Sevgili Güldünya;
Uluslararası Af Örgütü, "Kadına Yönelik Şiddete Son!" kampanyası çerçevesinde senin adına bir mektup yarışması düzenlediğinde sana yazmak için niyetlenmiş ama hiç bitmeyen dünyevi nedenlerin ardına sığınıp yazamamıştım.
Yıldızların oradan bizi izlediğini, sana gelen mektuplardan ülkemizde töre/namus gerekçeli cinayetlerinin görünür hale gelmesinde rol oynadığını bildiğini düşünüyorum.
Seni kuzeninin kocasının tecavüzünden, hamile kalmaktan, kardeşlerin tarafından öldürülmekten kurtaramadık ama sen başka Güldünya’ların aile içi şiddete -özellikle namus cinayetlerine- kurban gitmemeleri için sembol oldun.
Güldünya... Ne güzel adın var senin.
Senin adını taşıyan bir dizi film çekileceğini öğrendiğimde çok sevinmiştim. Şimdi ise çok üzgünüm.
Yine son söyleyeceğimi en baştan söyleyince bir şey anlamadın tabii. Dur, en iyisi baştan anlatayım.

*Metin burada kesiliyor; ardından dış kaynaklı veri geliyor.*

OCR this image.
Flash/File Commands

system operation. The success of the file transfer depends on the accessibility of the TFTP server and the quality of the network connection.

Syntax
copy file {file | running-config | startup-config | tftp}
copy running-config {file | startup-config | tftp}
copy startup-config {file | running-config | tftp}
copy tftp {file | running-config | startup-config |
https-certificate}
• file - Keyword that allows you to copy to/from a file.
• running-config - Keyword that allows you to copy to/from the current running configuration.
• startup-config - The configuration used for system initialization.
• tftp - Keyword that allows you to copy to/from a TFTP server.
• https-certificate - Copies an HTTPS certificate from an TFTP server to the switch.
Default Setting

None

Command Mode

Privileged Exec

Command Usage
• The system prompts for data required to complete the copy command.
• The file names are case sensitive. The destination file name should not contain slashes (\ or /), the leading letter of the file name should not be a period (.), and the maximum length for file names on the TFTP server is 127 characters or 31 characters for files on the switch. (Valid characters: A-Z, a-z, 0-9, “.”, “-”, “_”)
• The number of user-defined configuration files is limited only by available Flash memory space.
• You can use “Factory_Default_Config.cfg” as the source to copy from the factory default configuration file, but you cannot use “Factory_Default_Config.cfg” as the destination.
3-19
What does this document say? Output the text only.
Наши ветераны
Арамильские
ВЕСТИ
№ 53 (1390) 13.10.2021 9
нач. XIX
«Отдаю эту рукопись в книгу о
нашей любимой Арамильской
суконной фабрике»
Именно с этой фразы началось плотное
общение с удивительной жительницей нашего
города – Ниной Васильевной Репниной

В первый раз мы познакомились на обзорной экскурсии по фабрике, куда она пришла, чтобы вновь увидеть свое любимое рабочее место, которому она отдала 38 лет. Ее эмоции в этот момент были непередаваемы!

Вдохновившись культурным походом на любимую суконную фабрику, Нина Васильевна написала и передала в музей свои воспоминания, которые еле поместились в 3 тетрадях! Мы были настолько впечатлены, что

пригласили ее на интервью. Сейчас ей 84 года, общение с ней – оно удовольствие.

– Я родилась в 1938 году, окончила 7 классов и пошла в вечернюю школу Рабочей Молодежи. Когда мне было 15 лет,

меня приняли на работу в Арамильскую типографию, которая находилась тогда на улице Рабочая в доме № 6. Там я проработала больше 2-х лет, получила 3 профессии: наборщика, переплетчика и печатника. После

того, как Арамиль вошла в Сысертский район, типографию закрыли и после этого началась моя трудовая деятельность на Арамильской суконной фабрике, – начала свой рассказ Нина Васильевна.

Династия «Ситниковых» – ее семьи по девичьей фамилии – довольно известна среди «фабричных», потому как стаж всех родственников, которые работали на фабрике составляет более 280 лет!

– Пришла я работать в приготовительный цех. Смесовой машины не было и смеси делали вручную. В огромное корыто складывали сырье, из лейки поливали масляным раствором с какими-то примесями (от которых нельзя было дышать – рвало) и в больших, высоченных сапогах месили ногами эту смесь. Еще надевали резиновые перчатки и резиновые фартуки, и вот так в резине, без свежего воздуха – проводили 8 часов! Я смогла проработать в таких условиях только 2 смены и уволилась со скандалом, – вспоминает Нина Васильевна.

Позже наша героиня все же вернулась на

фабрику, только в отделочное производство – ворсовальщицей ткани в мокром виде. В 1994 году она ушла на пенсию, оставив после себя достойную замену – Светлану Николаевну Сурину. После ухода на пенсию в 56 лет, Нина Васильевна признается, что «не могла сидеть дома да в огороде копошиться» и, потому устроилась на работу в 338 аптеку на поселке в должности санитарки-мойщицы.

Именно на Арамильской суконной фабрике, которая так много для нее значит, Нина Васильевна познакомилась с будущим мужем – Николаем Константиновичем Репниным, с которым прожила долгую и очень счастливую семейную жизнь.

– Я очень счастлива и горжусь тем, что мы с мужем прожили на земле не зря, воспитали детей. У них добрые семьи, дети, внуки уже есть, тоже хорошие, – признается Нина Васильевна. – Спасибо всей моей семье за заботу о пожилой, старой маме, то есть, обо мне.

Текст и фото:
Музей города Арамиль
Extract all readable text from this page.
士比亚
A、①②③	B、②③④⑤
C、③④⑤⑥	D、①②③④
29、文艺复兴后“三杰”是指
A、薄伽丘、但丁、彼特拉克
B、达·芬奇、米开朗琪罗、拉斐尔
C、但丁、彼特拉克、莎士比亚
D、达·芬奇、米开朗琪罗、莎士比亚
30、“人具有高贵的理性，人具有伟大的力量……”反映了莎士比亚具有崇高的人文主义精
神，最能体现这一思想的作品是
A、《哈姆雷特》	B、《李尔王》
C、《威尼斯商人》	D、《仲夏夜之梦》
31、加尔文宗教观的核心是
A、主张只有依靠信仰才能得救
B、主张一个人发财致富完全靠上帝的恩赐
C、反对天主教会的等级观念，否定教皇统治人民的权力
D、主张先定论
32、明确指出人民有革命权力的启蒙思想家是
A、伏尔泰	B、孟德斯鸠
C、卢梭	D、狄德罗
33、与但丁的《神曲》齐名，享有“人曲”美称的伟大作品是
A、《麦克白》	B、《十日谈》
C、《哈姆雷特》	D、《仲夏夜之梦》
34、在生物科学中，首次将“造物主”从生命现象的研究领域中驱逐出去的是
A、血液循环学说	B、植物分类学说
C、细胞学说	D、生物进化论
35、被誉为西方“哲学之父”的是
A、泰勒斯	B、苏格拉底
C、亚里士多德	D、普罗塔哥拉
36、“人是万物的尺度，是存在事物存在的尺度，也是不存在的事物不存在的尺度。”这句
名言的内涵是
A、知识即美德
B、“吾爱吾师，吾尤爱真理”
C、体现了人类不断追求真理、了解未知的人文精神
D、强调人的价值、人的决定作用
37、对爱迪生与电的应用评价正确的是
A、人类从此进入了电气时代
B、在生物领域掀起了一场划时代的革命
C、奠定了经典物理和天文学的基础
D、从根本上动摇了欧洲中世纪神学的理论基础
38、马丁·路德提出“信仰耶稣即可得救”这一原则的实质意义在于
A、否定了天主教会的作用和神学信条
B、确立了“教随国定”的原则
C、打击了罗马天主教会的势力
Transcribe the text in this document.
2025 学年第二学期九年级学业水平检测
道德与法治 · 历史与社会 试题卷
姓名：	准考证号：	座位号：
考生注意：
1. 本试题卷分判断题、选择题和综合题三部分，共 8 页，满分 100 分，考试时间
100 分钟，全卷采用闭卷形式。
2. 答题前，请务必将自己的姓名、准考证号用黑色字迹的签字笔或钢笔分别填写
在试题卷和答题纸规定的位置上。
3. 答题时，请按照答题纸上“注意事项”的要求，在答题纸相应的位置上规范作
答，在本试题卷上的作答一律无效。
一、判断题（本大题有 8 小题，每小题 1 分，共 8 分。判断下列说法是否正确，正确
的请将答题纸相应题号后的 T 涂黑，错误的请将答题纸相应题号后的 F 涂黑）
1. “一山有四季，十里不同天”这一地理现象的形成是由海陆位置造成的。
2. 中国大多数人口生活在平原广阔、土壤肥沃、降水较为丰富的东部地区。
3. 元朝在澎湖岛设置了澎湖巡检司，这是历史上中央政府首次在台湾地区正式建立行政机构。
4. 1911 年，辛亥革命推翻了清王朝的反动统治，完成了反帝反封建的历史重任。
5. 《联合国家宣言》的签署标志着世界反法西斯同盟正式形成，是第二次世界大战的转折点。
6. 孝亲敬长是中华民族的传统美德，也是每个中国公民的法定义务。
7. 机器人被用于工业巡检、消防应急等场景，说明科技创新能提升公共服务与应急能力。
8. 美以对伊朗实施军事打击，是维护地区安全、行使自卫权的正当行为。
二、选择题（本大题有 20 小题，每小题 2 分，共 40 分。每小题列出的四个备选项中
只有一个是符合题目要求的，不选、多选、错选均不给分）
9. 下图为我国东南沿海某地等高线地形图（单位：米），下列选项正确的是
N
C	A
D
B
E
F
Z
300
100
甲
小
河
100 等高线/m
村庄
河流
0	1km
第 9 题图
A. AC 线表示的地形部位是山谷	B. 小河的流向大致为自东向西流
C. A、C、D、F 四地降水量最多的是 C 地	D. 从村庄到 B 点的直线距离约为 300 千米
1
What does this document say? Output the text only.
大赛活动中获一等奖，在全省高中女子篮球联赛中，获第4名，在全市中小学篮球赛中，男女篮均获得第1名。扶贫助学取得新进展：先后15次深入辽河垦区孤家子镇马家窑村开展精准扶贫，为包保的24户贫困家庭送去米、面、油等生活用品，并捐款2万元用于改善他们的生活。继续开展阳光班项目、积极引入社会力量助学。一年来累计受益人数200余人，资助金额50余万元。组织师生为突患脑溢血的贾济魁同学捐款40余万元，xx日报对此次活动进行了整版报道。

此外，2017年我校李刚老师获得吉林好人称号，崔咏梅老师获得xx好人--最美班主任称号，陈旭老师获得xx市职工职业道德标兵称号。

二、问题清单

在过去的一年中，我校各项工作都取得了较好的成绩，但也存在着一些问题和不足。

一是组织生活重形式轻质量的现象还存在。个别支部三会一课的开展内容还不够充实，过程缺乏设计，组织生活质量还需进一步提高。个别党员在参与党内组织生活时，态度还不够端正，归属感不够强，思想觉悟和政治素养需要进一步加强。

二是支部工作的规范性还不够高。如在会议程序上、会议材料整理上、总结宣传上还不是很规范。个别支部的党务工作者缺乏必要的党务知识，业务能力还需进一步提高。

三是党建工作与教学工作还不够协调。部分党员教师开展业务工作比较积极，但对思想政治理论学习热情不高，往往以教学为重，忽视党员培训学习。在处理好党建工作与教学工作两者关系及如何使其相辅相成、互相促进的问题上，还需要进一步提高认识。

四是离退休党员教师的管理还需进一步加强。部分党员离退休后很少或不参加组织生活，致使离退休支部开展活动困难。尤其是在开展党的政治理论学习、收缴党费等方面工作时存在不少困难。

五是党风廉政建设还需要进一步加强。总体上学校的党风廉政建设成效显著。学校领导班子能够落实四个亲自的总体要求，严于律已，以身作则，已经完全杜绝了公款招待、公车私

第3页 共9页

TMC Şirketinin yapımcılığında, Taç Perde sponsorluğunda Ömür Atay’ın yönetmenliğinde, Yıldız Tunç- Murat Lütfü- Ethem Yekta’nın senaryo yazarlığında, Sanem Çelik, Onur Bayraktar, Erhan Emre, Nihal Yalçın, Ayça Damgacı ve diğer sanatçıların oyunculuğunda, senin adını taşıyan “Güldünya” adlı dizi ‘Star tv’ de yayımlanmağa başlayacağını öğrendiğimde nasıl sevinmişti(m-k)
Dizinin konusu mu? Kadına yönelik aile içi –çok yönlü- şiddet!
Gizem tek başına yaşayan, bir araştırma şirketinde yönetici olarak çalışan, genç bir kadındır. Kız kardeşi Funda’nın ani ölümü karşısında hiç beklemediği bir gerçekle karşı karşıya kalır. Funda, üvey kardeşleri Cengiz’in tecavüz etmesine dayanamayıp, intihar etmiştir. Kardeşinin ölümünden sorumlu tuttuğu Cengiz’i polise şikâyet edeceğini söyleyen Gizem’i, Cengiz ölümle tehdit eder.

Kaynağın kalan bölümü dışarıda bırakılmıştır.